Au début, l'opération est équilibrée, mais les deux loyers évoluent différemment : l'un, adossé à l'indice de la construction, augmente, tandis que l'autre, dont l'indice dépend de France Domaines, diminue. Un écart apparaît progressivement entre le loyer versé par la commune à l'organisme et celui versé par l'État à la commune.
Quatre communes du Doubs, Bavans, Bethoncourt, Etupes et Remiremont, subissent un manque à gagner substantiel - 50 000 à 183 000 euros par an - lié à cet effet de ciseau.
Pourquoi l'État ne verse-t-il pas directement le loyer au promoteur ? (Applaudissements sur les travées du groupe UC)
M. Gérald Darmanin, ministre de l'intérieur . - Je connais bien ce problème rencontré par les communes, notamment modestes, qui accueillent une gendarmerie, lieu de service public et de logement. Environ 25 % des casernes appartiennent à l'État ; les autres relèvent soit des collectivités territoriales, soit de baux emphytéotiques administratifs (BEA) rendus possibles par la loi du 30 octobre 2017 renforçant la sécurité intérieure et la lutte contre le terrorisme.
Dans ce dernier cas, les indices posent en effet problème, mais rappelons qu'in fine, la propriété des bâtiments revient à la commune. Si l'État verse directement un loyer au promoteur, il en deviendra propriétaire.
Cela ne peut cependant pas durer pour des raisons financières, de responsabilité, d'entretien et de maintien sur site des gendarmeries Je m'engage sur ce dernier point.

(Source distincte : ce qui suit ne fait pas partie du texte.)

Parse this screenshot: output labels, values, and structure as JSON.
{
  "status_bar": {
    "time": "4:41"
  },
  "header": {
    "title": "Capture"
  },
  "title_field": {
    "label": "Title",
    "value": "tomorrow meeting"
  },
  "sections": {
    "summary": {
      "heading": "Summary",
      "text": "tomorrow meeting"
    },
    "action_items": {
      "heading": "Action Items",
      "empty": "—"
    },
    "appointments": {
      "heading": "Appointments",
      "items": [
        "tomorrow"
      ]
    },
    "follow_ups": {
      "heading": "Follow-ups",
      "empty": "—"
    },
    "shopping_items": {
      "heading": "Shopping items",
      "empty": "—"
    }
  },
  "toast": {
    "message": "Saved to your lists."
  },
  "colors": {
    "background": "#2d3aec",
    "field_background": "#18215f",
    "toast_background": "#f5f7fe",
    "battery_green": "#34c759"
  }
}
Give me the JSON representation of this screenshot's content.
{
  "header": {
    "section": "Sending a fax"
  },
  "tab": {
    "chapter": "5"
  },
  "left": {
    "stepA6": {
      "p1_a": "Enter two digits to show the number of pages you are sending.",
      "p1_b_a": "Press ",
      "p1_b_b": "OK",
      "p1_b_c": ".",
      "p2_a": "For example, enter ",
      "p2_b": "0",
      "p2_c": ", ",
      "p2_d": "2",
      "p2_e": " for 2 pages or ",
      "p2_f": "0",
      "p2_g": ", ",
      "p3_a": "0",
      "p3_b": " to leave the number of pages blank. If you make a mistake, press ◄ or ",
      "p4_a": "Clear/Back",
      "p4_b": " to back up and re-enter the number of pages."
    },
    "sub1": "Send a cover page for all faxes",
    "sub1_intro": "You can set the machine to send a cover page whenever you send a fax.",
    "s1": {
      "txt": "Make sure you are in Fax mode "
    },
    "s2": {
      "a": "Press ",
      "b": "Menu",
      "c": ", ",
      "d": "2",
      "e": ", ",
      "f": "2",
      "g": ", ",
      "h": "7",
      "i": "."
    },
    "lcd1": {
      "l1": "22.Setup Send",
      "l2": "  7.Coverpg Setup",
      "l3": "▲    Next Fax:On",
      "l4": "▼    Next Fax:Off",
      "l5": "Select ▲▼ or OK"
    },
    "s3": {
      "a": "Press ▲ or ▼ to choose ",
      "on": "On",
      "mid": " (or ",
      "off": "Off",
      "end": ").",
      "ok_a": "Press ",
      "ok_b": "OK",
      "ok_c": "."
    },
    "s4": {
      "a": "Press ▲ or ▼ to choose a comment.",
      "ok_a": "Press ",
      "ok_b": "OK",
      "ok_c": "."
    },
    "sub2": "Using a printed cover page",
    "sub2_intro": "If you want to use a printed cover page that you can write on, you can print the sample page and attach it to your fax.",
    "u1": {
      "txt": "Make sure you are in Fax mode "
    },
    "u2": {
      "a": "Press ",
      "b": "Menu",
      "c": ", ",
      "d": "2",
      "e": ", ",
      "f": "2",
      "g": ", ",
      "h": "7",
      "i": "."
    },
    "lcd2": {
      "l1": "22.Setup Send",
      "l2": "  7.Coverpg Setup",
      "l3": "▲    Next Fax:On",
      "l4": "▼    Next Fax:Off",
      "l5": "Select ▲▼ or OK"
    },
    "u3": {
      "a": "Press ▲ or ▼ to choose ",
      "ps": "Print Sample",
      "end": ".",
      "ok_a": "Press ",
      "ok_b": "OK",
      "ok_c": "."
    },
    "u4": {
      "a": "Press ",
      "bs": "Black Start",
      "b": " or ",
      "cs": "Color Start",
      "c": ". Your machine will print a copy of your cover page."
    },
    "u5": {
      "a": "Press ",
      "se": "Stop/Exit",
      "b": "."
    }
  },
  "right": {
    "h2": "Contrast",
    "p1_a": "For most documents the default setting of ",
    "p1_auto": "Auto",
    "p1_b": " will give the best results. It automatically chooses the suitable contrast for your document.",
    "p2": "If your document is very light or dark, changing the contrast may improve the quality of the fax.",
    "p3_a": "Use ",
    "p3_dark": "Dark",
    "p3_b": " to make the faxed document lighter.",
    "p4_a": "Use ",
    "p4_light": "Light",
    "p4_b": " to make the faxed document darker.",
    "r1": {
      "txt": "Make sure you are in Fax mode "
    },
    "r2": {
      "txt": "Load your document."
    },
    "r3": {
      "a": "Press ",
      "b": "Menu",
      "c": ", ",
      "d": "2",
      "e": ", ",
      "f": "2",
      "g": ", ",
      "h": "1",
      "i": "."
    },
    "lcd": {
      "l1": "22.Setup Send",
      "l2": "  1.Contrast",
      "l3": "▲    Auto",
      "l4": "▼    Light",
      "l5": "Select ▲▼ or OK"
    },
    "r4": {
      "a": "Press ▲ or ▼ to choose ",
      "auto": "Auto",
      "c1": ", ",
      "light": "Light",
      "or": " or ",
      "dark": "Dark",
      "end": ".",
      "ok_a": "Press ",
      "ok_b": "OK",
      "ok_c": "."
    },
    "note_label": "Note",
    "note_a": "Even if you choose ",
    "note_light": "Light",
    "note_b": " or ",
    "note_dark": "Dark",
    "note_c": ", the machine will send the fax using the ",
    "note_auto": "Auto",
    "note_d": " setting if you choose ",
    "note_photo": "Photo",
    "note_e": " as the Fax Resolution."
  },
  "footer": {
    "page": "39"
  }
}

Il faudra faire évoluer le modèle dans un prochain texte, peut-être avec la Caisse des dépôts et consignations. Le problème des baux concernés sera réglé par des renégociations de contrats ; je l'ai déjà fait au cas par cas. Il faut payer le juste prix pour la qualité de nos gendarmeries ! (M. François Patriat applaudit.)
Mme Annick Jacquemet. - Je compte sur vous. Personne ne veut voir partir les gendarmes, mais il faut aussi entendre le cri d'alarme des élus qui ont du mal à boucler leur budget. (Applaudissements sur les travées du groupe UC)
La séance est suspendue quelques instants.